Day 7. Finally! 🙌
This was supposed to be a 7-day challenge, but it took me well over a month. Work, life, everything else got in the way. But I kept chipping away at it one module at a time, and here we are. Mission accomplished.
The task for the final day was to build an executive assistant. And the funny thing is, I realised I'd already built one over the past six months without ever calling it that. So instead of building something new, I decided to just show it. I made a video that walks through the whole system: the genetic algorithm, the team of agents, the QA pairs, the scheduled routines, the memory layers. The whole thing.
But guess what, I never opened a video editor. The only two things in that video that I made are my voice and my face. Everything else, and the stitching of all of it into a finished film, was Claude.
So I recorded everything, then Claude transcribed that recording locally with Whisper, chopped it into caption cues, and burned the captions onto the video. It even caught its own transcription mistakes when I asked it to double-check them semantically.
Every slide you see was built as code. The genetic-algorithm diagram, the memory-as-a-desk explainer, the agent roster, even the little code-editor and terminal windows. None of that came from a slide making tool like Gamma. Claude wrote them as HTML and CSS in my brand colours, then rendered each one straight to an image, headless, without a browser window ever opening.

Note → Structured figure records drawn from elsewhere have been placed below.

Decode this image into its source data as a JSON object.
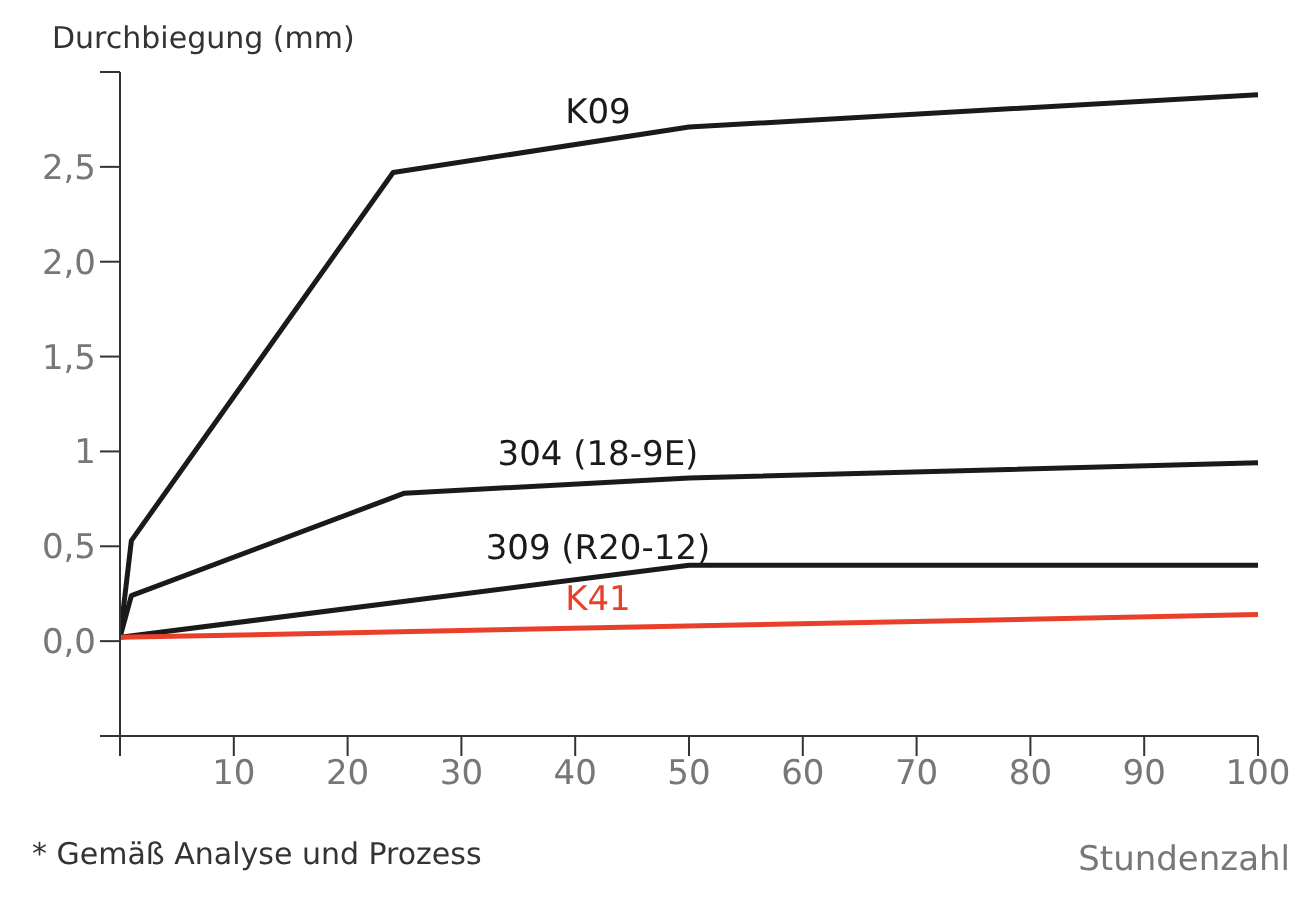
{
  "chart_data": {
    "type": "line",
    "ylabel": "Durchbiegung (mm)",
    "xlabel": "Stundenzahl",
    "annotations": [
      "* Gemäß Analyse und Prozess"
    ],
    "xlim": [
      0,
      100
    ],
    "xticks": [
      {
        "value": 0,
        "label": null
      },
      10,
      20,
      30,
      40,
      50,
      60,
      70,
      80,
      90,
      100
    ],
    "ylim": [
      -0.5,
      3.0
    ],
    "yticks": [
      {
        "value": -0.5,
        "label": null
      },
      {
        "value": 0,
        "label": "0,0"
      },
      {
        "value": 0.5,
        "label": "0,5"
      },
      {
        "value": 1,
        "label": "1"
      },
      {
        "value": 1.5,
        "label": "1,5"
      },
      {
        "value": 2,
        "label": "2,0"
      },
      {
        "value": 2.5,
        "label": "2,5"
      },
      {
        "value": 3,
        "label": null
      }
    ],
    "marker": "none",
    "line_style": "solid",
    "series": [
      {
        "name": "K09",
        "color": "#1a1a1a",
        "x": [
          0,
          1,
          24,
          50,
          100
        ],
        "values": [
          0.02,
          0.53,
          2.47,
          2.71,
          2.88
        ]
      },
      {
        "name": "304 (18-9E)",
        "color": "#1a1a1a",
        "x": [
          0,
          1,
          25,
          50,
          100
        ],
        "values": [
          0.02,
          0.24,
          0.78,
          0.86,
          0.94
        ]
      },
      {
        "name": "309 (R20-12)",
        "color": "#1a1a1a",
        "x": [
          0,
          50,
          100
        ],
        "values": [
          0.02,
          0.4,
          0.4
        ]
      },
      {
        "name": "K41",
        "color": "#e8402a",
        "x": [
          0,
          100
        ],
        "values": [
          0.02,
          0.14
        ]
      }
    ]
  }
}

The cinematic intro, that moving coral light at the very start, is AI b-roll. Claude generated it with Higgsfield.
And then the part that ties it all together. Claude wrote the actual Python and ffmpeg that assembled the film. The crossfades between sections, the little circle of my face in the corner, the captions sitting just above the graphics, the timing of every cut to land with what I was saying. All of it, code that Claude wrote and ran.
So sit with that for a second. The video is about my AI system. And it was built by the exact same kind of AI system. The thing explained itself by being itself 🤣. That recursion is the whole point of what I've been building.
Anyway, now here is the bit I really want you to hear: if you are partway through this challenge, or you have been watching the videos and nodding along but you have not actually built anything yet, please finish it. Do all seven days. Not because a certificate matters, but because the knowledge was never the point. The reps are.
You do not learn this by watching Nate. You learn it by building your own thing, hitting a wall at 11pm, fixing it, and watching it work the next morning. I learned more from the workflows that broke on me than from any single video. Every mistake became a rule, and the rules compound.
And that, genuinely, is how you start an AI agency. Not by studying more. By picking one real project, building it end to end with Claude, shipping it, and then doing it again. This challenge is just a safe place to get your first reps in. And there's a whole community to help you if you're stuck.
So if you have been sitting on the fence, this is me telling you to jump. Do the seven days. Build it badly at first. Break things. Fix them. That is the actual job, and it is the most fun I have had in years.
A huge thank you to Nate and the whole AI Society team. The quality you put out every single day is genuinely incredible, and I would not have built any of this without it.
Congratulations Nate on hitting 400,000 people in the free community, and I cannot wait for the event in July.
Day 7, done. The whole challenge, done.